Nikhil Deshpande, Georgia’s chief digital officer and chief AI officer, told StateScoop the event is an opportunity “to make sure we are all talking from the same script” and ensure that the terms involved with AI are well-defined.

“This is an opportunity to bring everyone together and have a common understanding,” Deshpande said. “It is to define the landscape of what we’re dealing with if we’re talking generative AI. What are some of the guardrails that we need to put together, because we don’t want to be afraid and we don’t want to discourage the use, but how can generative AI really be that augmenting factor in making sure that people can work smarter?
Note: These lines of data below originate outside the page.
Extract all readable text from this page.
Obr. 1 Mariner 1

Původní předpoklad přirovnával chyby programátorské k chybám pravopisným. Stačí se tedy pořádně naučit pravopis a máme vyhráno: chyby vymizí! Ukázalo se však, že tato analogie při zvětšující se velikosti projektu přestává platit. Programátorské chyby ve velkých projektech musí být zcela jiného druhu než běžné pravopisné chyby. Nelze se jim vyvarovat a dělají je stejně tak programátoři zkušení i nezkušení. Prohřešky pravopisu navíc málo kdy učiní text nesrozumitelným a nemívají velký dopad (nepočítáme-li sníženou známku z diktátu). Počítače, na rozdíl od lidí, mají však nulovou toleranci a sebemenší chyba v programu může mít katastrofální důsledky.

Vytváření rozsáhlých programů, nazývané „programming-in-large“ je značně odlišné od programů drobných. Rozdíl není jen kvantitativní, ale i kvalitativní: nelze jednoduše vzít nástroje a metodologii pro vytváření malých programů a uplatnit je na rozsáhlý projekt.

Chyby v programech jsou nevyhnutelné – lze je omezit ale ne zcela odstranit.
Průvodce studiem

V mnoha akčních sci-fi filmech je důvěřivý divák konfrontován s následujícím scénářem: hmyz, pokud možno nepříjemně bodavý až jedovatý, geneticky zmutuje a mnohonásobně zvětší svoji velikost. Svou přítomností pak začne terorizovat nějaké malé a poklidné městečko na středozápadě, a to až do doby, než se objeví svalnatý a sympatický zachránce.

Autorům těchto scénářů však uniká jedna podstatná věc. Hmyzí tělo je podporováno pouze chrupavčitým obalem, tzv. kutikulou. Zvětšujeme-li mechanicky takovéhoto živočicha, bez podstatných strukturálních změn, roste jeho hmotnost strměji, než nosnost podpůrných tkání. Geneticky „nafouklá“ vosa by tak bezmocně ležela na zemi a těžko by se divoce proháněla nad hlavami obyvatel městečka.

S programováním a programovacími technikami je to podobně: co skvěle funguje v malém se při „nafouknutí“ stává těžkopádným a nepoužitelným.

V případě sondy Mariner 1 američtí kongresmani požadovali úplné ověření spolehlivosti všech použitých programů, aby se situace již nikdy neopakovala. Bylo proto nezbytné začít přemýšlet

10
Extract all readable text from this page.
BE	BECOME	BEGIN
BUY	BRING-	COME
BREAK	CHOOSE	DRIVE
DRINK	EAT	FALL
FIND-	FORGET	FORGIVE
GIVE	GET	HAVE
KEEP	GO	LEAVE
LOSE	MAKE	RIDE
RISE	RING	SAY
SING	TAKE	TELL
Because at some point I think expectations are going to change and people will be required to perform at a different scale.”

He pointed to concerns about AI often being a “black box,” producing output whose origins or methods of creation cannot be discerned, as well as the possibility of government employees blindly using generative AI to produce content that isn’t attributed or well vetted. Another purpose of the event, he said, is to help train and educate people on how large language models work and what generative AI’s capabilities are.


“It’s a hype cycle, which is fine,” he said. “We’ve gone through this with other technologies, as well, but I think the only way to settle is to have more education around the possibilities, and that’s exactly the intent of this summit.”